8. The learned Additional Sessions Judge has referred to four rulings which to my mind are not in point. In AIR 1921 Pat 308 (A), all that was stated was, that the Magistrate, in a proceeding under Section 145 of the Code of Cri-minal Procedure has jurisdiction to curtail tha number of unnecessary witnesses upon the ground that their examination would delay and possibly defeat the ends of justice. But this is not the proposition that throws any light upon the question referred to this Court. In AIR 1920 Mad 566(C), it was held that where a Magistrate declines to receive oral evidence in an enquiry under Section 145, his proceedings can be revised by the High Court. But this proposition again does not help as the enquiry in that case commenced after the proceedings under Section 145(1) had been initiated. In the case before me the Magistrate has declined to initiate proceed, ings. In Shiamsunder Lal Jain. v. Shed Par-shad, AIR 1953 All 505 (B-I), also proceedings under Section 145(1) had been initiated and it was at a later stage while instituting enquiry as to possession under Sub-Section (4) that the Magistrate had refused to take evidence on behalf of a party. The case reported in, AIR 1924 Cal 544 (2) (B), is an authority for the proposition that a Magistrate has no jurisdiction to make an order under Section 145 without any evidence being adduced before him. But in the brief Judgment there is no indication as to the stage at which the proceedings were, and I cannot consider this case to be an authority for the proposition contended for by the learned Additional Sessions Judge.

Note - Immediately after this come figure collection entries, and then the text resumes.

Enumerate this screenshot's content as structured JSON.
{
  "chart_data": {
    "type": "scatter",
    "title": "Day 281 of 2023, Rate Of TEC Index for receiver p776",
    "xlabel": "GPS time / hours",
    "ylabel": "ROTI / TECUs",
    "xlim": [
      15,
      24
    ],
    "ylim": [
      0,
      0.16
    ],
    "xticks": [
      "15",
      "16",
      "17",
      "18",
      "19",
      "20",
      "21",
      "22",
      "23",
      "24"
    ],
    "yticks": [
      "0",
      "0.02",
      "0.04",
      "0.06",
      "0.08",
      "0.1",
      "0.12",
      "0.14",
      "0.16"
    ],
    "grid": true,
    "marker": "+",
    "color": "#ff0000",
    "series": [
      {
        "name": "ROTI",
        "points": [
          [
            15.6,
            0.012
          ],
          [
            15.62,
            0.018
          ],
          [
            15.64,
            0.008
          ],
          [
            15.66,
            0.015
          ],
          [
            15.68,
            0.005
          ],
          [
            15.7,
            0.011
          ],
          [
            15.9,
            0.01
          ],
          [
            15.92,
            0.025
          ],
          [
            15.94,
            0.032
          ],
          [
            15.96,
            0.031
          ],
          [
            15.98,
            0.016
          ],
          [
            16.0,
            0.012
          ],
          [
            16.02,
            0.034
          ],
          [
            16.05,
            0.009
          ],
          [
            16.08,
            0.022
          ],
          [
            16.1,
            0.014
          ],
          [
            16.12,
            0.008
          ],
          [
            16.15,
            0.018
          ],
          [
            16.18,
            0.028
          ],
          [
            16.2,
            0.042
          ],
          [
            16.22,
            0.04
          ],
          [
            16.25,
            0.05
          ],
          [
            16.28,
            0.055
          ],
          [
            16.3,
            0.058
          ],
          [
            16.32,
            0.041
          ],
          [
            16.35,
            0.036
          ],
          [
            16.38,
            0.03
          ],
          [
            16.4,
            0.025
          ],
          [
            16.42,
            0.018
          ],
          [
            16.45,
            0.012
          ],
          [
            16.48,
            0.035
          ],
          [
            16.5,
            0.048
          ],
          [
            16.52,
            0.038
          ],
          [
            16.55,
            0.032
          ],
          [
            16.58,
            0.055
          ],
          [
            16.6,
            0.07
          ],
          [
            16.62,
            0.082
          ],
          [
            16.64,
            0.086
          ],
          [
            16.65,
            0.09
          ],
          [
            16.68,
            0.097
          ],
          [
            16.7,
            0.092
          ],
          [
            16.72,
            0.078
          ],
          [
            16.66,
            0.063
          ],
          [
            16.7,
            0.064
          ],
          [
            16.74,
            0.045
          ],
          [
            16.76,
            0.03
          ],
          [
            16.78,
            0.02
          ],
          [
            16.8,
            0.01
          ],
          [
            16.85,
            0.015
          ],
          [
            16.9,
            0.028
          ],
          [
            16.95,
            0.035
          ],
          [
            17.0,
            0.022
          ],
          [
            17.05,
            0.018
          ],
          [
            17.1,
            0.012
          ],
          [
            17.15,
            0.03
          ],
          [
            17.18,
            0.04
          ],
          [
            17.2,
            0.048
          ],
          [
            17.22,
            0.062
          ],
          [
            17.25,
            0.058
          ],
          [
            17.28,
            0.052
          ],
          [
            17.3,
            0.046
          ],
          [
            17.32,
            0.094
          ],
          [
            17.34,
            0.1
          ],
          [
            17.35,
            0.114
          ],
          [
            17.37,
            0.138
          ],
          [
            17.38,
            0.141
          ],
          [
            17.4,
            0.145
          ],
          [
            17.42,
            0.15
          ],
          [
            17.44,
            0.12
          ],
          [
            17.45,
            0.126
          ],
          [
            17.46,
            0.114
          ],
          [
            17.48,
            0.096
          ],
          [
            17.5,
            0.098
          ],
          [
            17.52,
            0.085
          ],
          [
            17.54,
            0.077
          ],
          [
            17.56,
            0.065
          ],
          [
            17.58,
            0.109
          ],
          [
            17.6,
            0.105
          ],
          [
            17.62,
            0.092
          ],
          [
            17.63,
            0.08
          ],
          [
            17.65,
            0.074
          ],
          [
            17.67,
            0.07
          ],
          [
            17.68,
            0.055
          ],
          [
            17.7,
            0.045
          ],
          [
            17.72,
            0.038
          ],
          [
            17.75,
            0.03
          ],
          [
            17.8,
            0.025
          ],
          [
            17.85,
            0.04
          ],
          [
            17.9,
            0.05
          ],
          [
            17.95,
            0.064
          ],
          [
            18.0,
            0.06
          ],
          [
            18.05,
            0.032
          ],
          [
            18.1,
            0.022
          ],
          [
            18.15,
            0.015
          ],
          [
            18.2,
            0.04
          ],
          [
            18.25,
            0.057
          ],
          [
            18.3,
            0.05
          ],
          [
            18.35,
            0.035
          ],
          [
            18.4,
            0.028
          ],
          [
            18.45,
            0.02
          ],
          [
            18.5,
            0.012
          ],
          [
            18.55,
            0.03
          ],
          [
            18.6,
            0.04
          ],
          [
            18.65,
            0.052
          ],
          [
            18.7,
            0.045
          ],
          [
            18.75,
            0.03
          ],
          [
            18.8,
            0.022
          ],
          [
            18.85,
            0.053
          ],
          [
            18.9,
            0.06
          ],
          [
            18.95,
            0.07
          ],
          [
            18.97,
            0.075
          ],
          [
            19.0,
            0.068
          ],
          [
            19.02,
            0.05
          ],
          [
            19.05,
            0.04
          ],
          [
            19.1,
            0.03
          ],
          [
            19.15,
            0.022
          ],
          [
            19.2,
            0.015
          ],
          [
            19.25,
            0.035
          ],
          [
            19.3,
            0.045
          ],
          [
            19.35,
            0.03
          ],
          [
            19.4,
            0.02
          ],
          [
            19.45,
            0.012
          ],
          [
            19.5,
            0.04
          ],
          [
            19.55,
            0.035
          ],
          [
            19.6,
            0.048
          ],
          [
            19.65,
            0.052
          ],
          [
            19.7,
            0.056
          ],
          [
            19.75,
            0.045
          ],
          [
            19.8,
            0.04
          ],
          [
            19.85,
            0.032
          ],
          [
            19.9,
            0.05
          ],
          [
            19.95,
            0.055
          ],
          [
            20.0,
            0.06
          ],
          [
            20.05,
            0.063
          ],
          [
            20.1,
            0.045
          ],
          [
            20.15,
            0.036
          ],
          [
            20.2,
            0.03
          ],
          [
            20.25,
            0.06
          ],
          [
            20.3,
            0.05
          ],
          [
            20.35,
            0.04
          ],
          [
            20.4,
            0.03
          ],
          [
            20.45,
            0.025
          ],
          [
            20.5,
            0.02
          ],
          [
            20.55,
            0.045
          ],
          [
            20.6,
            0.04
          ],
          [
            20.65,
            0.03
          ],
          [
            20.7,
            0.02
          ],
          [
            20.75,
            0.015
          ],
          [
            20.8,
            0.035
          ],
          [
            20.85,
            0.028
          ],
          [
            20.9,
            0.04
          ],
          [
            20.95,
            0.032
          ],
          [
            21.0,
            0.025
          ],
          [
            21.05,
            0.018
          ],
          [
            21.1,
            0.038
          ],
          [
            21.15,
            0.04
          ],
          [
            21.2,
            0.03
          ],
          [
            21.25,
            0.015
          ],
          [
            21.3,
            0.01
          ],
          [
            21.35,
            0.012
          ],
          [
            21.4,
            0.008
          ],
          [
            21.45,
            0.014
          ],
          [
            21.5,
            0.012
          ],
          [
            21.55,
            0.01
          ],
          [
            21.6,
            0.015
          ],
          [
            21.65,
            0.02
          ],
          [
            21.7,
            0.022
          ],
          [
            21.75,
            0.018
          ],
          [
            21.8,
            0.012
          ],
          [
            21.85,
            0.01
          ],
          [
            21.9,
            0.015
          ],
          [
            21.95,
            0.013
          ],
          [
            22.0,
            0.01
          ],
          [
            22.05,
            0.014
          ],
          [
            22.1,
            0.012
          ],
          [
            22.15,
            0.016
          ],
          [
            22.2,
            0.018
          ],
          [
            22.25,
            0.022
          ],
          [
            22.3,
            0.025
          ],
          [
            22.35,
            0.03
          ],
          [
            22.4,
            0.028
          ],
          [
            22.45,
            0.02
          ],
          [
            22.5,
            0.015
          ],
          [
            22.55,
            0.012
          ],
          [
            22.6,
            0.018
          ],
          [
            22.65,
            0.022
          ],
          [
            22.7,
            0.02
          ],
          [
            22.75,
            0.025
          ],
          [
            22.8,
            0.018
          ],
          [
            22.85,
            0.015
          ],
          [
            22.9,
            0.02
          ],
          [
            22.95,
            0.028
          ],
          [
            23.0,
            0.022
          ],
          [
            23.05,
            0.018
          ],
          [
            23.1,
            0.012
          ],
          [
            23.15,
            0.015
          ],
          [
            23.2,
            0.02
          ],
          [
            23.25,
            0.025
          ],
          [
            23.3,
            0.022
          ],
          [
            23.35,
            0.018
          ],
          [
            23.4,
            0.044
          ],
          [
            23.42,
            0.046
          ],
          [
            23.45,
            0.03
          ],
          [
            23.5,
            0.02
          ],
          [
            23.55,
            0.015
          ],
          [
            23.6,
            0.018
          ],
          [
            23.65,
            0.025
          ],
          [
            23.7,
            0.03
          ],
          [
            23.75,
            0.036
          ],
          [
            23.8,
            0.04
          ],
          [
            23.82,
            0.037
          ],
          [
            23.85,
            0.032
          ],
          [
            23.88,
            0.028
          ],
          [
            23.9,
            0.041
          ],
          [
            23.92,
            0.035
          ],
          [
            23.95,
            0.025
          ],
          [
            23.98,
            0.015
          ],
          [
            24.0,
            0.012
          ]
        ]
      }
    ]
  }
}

9. Mr. Mittal has referred me to Jhanda Ram v. Topan Ram, AIR 1922 Lah, 434 (G-H), which is not a ruling in point. All that it lays down is that Section 145 does not require the Magistrate to give a finding in his final order that there is likelihood of a breach of the peace because-after he had made an order in writing under Sub-section (1) the only matter which he has to determine is the question of the possession of the disputed property. This ruling does not decide the question that has arisen in this case. In Velur Devasthanam v. Sambandamurthi, AIR 1952 Mad. 531 (I), a single Judge of that High Court expressed the view that when a Magistrate comes to the conclusion that there is no longer any apprehension of a breach of the peace it is his duty to drop further proceedings under section 145 leaving it open to the parties to resort to the appropriate remedies in a civil Court and this can be done at any stage.

It is not obligatory for him to take evidence before dropping proceedings, and need not give an opportunity to the parties to establish the contrary. In this case a preliminary order had been passed under Section 145(1) and then the party in response to the preliminary order came and satisfied the Court that there was no likelihood of the breach of the peace. To the same effect are two other authorities of the Madras High Court reported as Suryanarayana v. An-kineed Presad, ILR 47 Mad. 713: (AIR 1924 Mad. 795) (J), and Narasayya v. Venkiah, ILR 49 Mad. 232: (AIR 1952 Mad. 1252) (K). These authorities do not present solution to the question now before me. I am afraid that the authorities cited at the Bar cannot be relied upon for justfying or setting aside the order of the Magistrate.

10. For the reasons stated in the earlier part of this judgment I agree with the learned Additional Sessions judge that the Magistrate was in error in declining to receive oral evidence add that he did not appreciate the real significance of the duties cast on a Magistrate while disposing of the matter arising under Section 145(1). I set aside the order of the Magistrate and direct that the applicant may be enabled to place material upon the record in support of his application under Section 145, Criminal Procedure Code, before the Magistrate comes to the conclusion as to the desirability of passing. or refusing the preliminary order.

11. Parties, through their counsel, are directed to appear before the Magistrate on 5th ofJuly, 1957.